La Cour de cassation admet toutefois que l’usufruitier puisse engager la responsabilité de l’entrepreneur sur le fondement du droit commun, conformément à l’article 1231-1 du Code civil, dès lors qu’il justifie d’un préjudice propre.
L’action en garantie décennale demeure en revanche réservée au nu-propriétaire, qui est seul titulaire du droit réel attaché à l’ouvrage.
1.3.3 – 👷 Personnes tenues aux garanties légales
Les garanties légales de parfait achèvement, de bon fonctionnement et de responsabilité décennale pèsent exclusivement sur l’entrepreneur, entendu comme celui qui exécute matériellement les travaux. Il peut s’agir d’un artisan, d’une entreprise générale ou de toute personne ayant participé directement à la réalisation de l’ouvrage.
Ces garanties ne s’appliquent pas :
- à l’architecte ou au maître d’œuvre, dont la responsabilité relève d’autres fondements juridiques ;
- au vendeur d’immeuble à construire, qui n’est pas tenu de ces garanties vis-à-vis de l’acquéreur.
En pratique, il est fréquent qu’un seul entrepreneur prenne en charge l’ensemble du chantier, en exécutant lui-même plusieurs corps d’état ou en sous-traitant une partie des travaux. Dans cette hypothèse, cet entrepreneur unique demeure entièrement responsable, au regard des garanties légales, de l’ensemble de l’ouvrage livré au maître d’ouvrage. La sous-traitance éventuelle ne modifie pas ce régime : seul l’entrepreneur principal, signataire du marché, est tenu envers le maître d’ouvrage.
Il appartient donc au juge d’identifier avec précision l’auteur effectif des travaux et de vérifier que le défendeur est bien l’entrepreneur contractuellement engagé.
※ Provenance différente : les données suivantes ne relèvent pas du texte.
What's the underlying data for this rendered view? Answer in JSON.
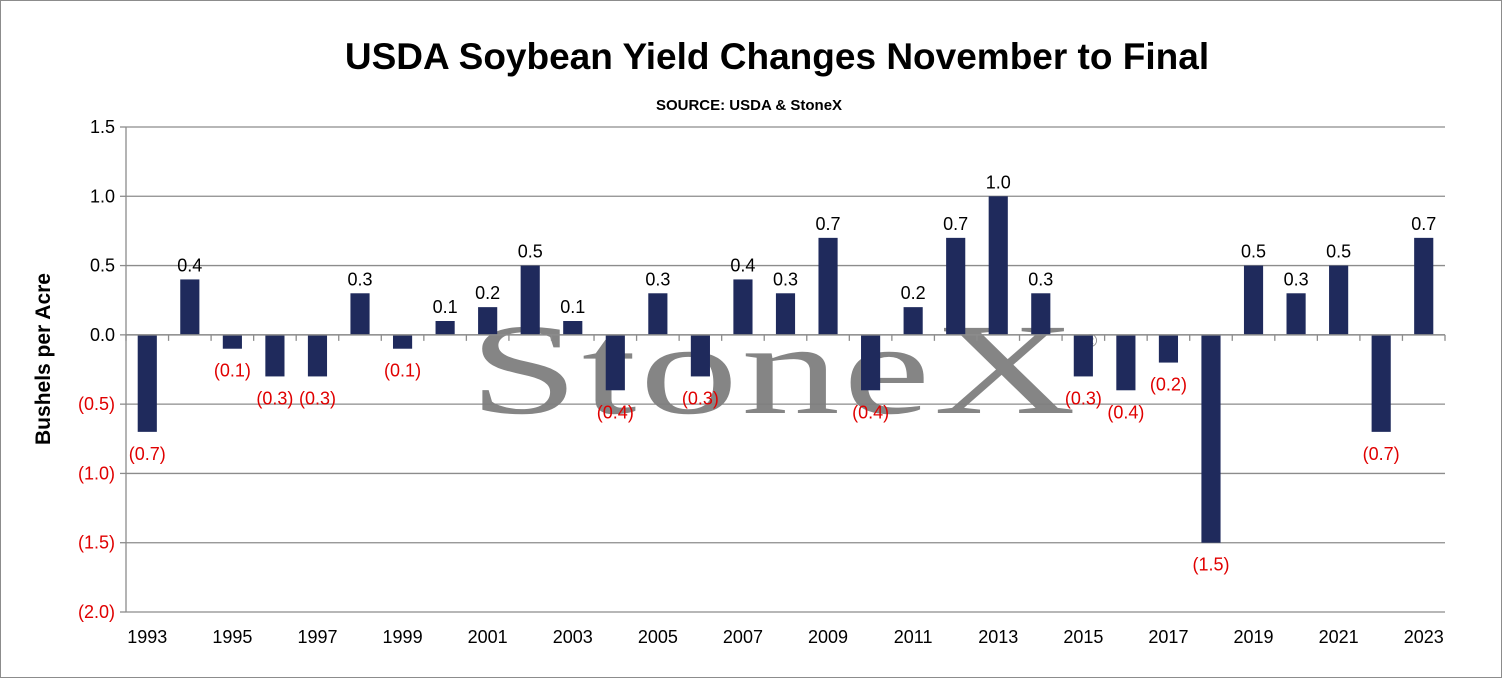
{
  "chart_data": {
    "type": "bar",
    "title": "USDA Soybean Yield Changes November to Final",
    "subtitle": "SOURCE: USDA & StoneX",
    "ylabel": "Bushels per Acre",
    "xlabel": "",
    "ylim": [
      -2.0,
      1.5
    ],
    "yticks": [
      1.5,
      1.0,
      0.5,
      0.0,
      -0.5,
      -1.0,
      -1.5,
      -2.0
    ],
    "ytick_labels": [
      "1.5",
      "1.0",
      "0.5",
      "0.0",
      "(0.5)",
      "(1.0)",
      "(1.5)",
      "(2.0)"
    ],
    "grid": true,
    "categories": [
      "1993",
      "1994",
      "1995",
      "1996",
      "1997",
      "1998",
      "1999",
      "2000",
      "2001",
      "2002",
      "2003",
      "2004",
      "2005",
      "2006",
      "2007",
      "2008",
      "2009",
      "2010",
      "2011",
      "2012",
      "2013",
      "2014",
      "2015",
      "2016",
      "2017",
      "2018",
      "2019",
      "2020",
      "2021",
      "2022",
      "2023"
    ],
    "xtick_labels": [
      "1993",
      "",
      "1995",
      "",
      "1997",
      "",
      "1999",
      "",
      "2001",
      "",
      "2003",
      "",
      "2005",
      "",
      "2007",
      "",
      "2009",
      "",
      "2011",
      "",
      "2013",
      "",
      "2015",
      "",
      "2017",
      "",
      "2019",
      "",
      "2021",
      "",
      "2023"
    ],
    "values": [
      -0.7,
      0.4,
      -0.1,
      -0.3,
      -0.3,
      0.3,
      -0.1,
      0.1,
      0.2,
      0.5,
      0.1,
      -0.4,
      0.3,
      -0.3,
      0.4,
      0.3,
      0.7,
      -0.4,
      0.2,
      0.7,
      1.0,
      0.3,
      -0.3,
      -0.4,
      -0.2,
      -1.5,
      0.5,
      0.3,
      0.5,
      -0.7,
      0.7
    ],
    "data_labels": [
      "(0.7)",
      "0.4",
      "(0.1)",
      "(0.3)",
      "(0.3)",
      "0.3",
      "(0.1)",
      "0.1",
      "0.2",
      "0.5",
      "0.1",
      "(0.4)",
      "0.3",
      "(0.3)",
      "0.4",
      "0.3",
      "0.7",
      "(0.4)",
      "0.2",
      "0.7",
      "1.0",
      "0.3",
      "(0.3)",
      "(0.4)",
      "(0.2)",
      "(1.5)",
      "0.5",
      "0.3",
      "0.5",
      "(0.7)",
      "0.7"
    ],
    "bar_color": "#1f2a5c",
    "negative_label_color": "#e00000",
    "positive_label_color": "#000000",
    "grid_color": "#8c8c8c"
  },
  "watermark": {
    "text": "StoneX",
    "registered": "®"
  }
}
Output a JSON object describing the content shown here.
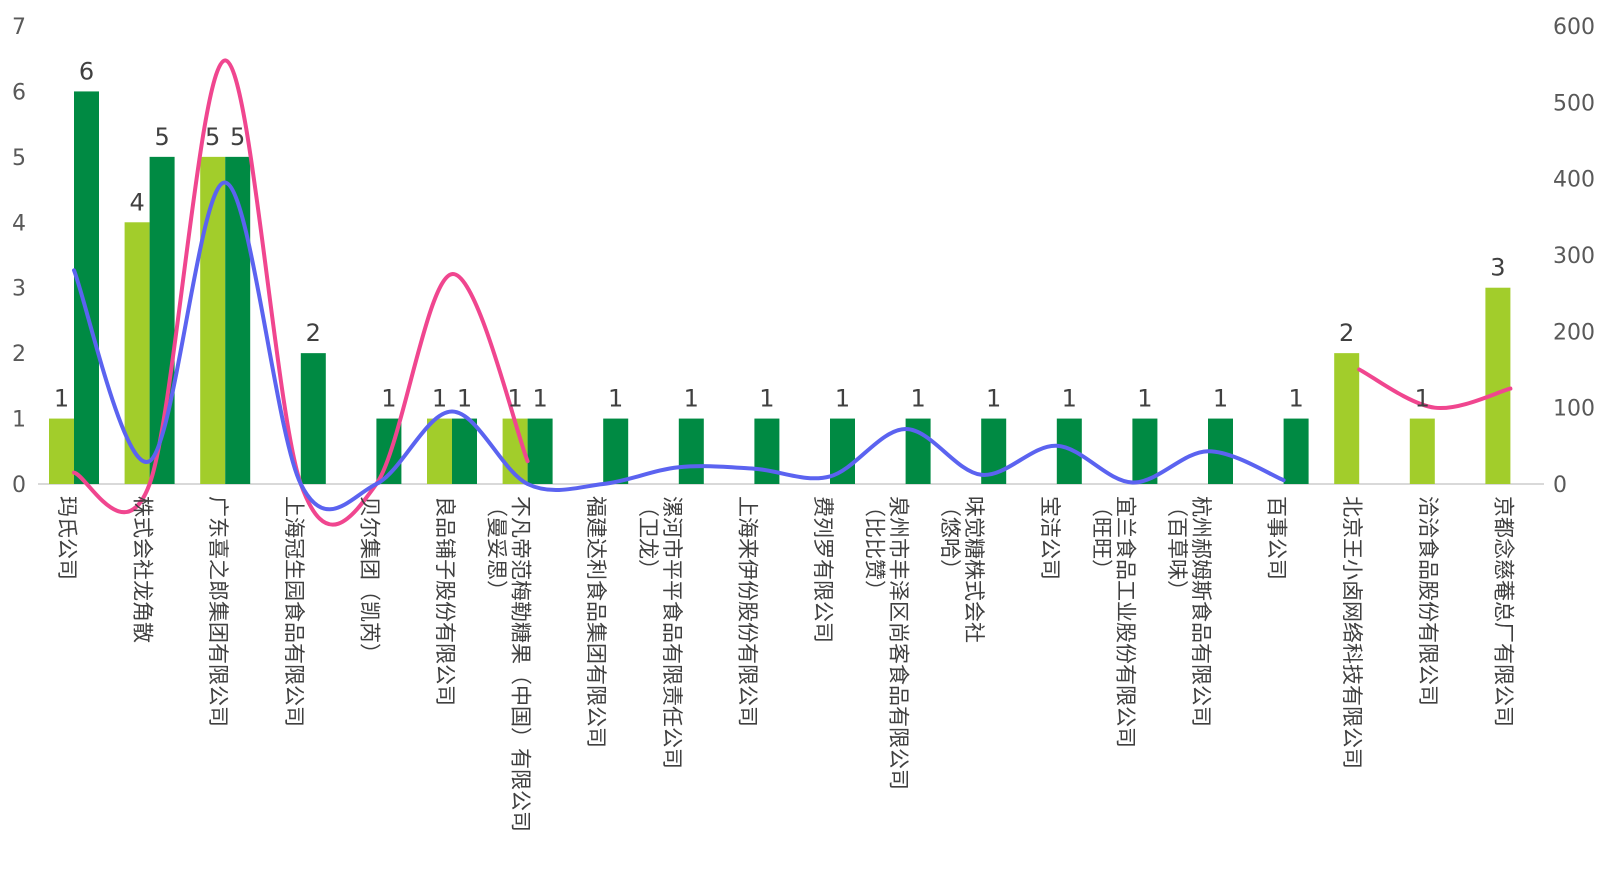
{
  "chart_data": {
    "type": "bar",
    "title": "",
    "xlabel": "",
    "ylabel": "",
    "ylim": [
      0,
      7
    ],
    "y2lim": [
      0,
      600
    ],
    "yticks": [
      "0",
      "1",
      "2",
      "3",
      "4",
      "5",
      "6",
      "7"
    ],
    "y2ticks": [
      "0",
      "100",
      "200",
      "300",
      "400",
      "500",
      "600"
    ],
    "grid": false,
    "legend": "none",
    "categories": [
      [
        "玛氏公司"
      ],
      [
        "株式会社龙角散"
      ],
      [
        "广东喜之郎集团有限公司"
      ],
      [
        "上海冠生园食品有限公司"
      ],
      [
        "贝尔集团（凯芮）"
      ],
      [
        "良品铺子股份有限公司"
      ],
      [
        "不凡帝范梅勒糖果（中国）有限公司",
        "（曼妥思）"
      ],
      [
        "福建达利食品集团有限公司"
      ],
      [
        "漯河市平平食品有限责任公司",
        "（卫龙）"
      ],
      [
        "上海来伊份股份有限公司"
      ],
      [
        "费列罗有限公司"
      ],
      [
        "泉州市丰泽区尚客食品有限公司",
        "（比比赞）"
      ],
      [
        "味觉糖株式会社",
        "（悠哈）"
      ],
      [
        "宝洁公司"
      ],
      [
        "宜兰食品工业股份有限公司",
        "（旺旺）"
      ],
      [
        "杭州郝姆斯食品有限公司",
        "（百草味）"
      ],
      [
        "百事公司"
      ],
      [
        "北京王小卤网络科技有限公司"
      ],
      [
        "洽洽食品股份有限公司"
      ],
      [
        "京都念慈菴总厂有限公司"
      ]
    ],
    "series": [
      {
        "kind": "bar",
        "axis": "left",
        "color": "#a2cd2b",
        "values": [
          1,
          4,
          5,
          null,
          null,
          1,
          1,
          null,
          null,
          null,
          null,
          null,
          null,
          null,
          null,
          null,
          null,
          2,
          1,
          3
        ]
      },
      {
        "kind": "bar",
        "axis": "left",
        "color": "#008a43",
        "values": [
          6,
          5,
          5,
          2,
          1,
          1,
          1,
          1,
          1,
          1,
          1,
          1,
          1,
          1,
          1,
          1,
          1,
          null,
          null,
          null
        ]
      },
      {
        "kind": "line",
        "axis": "right",
        "color": "#f0468f",
        "values": [
          15,
          0,
          555,
          0,
          0,
          275,
          30,
          null,
          null,
          null,
          null,
          null,
          null,
          null,
          null,
          null,
          null,
          150,
          100,
          125
        ]
      },
      {
        "kind": "line",
        "axis": "right",
        "color": "#5b63f0",
        "values": [
          280,
          30,
          395,
          0,
          0,
          95,
          0,
          0,
          22,
          20,
          10,
          72,
          12,
          50,
          2,
          43,
          5,
          null,
          null,
          null
        ]
      }
    ]
  }
}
Une mauvaise identification conduit au rejet de l’action.
1.3.4 – 🔁 Transferts des garanties en cas de cession
Les garanties légales attachées à un ouvrage (garantie de parfait achèvement, garantie biennale et responsabilité décennale) sont transmises de plein droit aux propriétaires successifs de l’immeuble. Il s’agit d’un effet réel attaché à la construction elle-même : l’action en garantie appartient à tout propriétaire dont le bien est affecté par un désordre relevant de l’une de ces garanties, même s’il n’était pas le maître d’ouvrage initial.
Cette transmission bénéficie :
- à l’acquéreur d’un immeuble vendu après réception ;
- à l’acquéreur d’un immeuble vendu en l’état futur d’achèvement ;
- à tout sous-acquéreur, quel que soit le nombre de reventes intervenues.
L’acquéreur peut donc exercer l’action directement contre l’entrepreneur (ou l’ensemble des constructeurs légalement responsables), sans avoir à actionner d’abord son vendeur, sauf clause particulière de garantie d’éviction ou de responsabilité contractuelle du vendeur.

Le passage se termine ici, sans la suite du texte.